Crimmens explained, “all the calls are oriented around suicide prevention” as the organization continues to dedicate itself to helping North Lake Tahoe residents survive the multidimensional fallout of the pandemic.
“Our goal is to help individuals and families reduce stressors,” Crimmens said. “We recognize how each of these basic needs — if they’re not met — can contribute to a deterioration of mental health. It’s upstream.”
Sierra Community House’s multi-pronged approach to the crisis response involved talking about deteriorating relationships between tenants and landlords amid rampant joblessness and an eviction moratorium, Crimmens said.
“Seemingly, in the context of COVID-19, what came out around was intimidation and harassment on the part of the landlord,” Crimmens said, adding that landlords also dealt with a sense of helplessness as they lost passive income.

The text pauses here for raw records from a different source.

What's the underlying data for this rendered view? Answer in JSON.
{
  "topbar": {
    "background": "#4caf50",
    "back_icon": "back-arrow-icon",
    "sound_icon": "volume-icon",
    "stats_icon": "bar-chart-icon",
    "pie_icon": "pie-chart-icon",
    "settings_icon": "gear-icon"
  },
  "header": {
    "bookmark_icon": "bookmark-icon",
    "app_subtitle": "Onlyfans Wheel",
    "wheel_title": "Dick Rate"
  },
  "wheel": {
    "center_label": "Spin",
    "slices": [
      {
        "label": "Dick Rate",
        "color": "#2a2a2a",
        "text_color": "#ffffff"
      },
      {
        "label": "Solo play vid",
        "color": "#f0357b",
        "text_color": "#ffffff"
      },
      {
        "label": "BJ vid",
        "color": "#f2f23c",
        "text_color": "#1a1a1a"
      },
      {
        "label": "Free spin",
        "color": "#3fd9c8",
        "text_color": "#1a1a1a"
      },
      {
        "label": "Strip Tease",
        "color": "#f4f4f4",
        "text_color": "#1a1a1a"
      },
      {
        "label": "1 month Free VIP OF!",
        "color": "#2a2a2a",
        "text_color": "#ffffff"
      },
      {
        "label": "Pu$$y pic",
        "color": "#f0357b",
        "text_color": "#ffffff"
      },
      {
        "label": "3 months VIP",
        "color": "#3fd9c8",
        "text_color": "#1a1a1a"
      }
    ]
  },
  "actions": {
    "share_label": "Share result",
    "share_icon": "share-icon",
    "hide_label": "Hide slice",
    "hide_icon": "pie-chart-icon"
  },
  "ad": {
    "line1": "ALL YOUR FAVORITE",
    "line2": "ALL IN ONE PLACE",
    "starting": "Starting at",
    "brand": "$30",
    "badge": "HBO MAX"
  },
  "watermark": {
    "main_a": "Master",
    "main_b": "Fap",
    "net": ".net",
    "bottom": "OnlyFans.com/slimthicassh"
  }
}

Priya Kannall, Mental Health Services Act coordinator for Nevada County Behavioral Health, said her office observed about a 15% decline in total calls to the Nevada County Behavioral Health crisis line from 2019 to 2020, and when comparing the first quarter of 2020 to the first quarter of 2021.
Kannall specified that the behavioral health crises line is a mental health crisis line — as opposed to the Sierra Community House 24/7 line which serves those facing “broader” issues like those in economic crisis or domestic violence crises.
Kannall said roughly one-fifth of the crises line calls to her office in 2020 were made regarding someone with suicidal thoughts or in need of immediate mental health care.
“The majority of other types of calls were by those seeking referrals to mental health or substance use disorder services, or needing assistance with their current mental health treatment plans,” Kannall said.
Crisis assessment averaged 176 a month between November 2019 to February 2020, as well as each month from November 2020 to February.
Bell said although the data does not indicate any positive correlation between COVID-19 and suicide — so far — her office is monitoring the situation closely.
“We’re going to pay a lot of attention as we transition out of the more restrictive state in the upcoming months,” Bell said. “It’s more important than ever that people know our services are available.”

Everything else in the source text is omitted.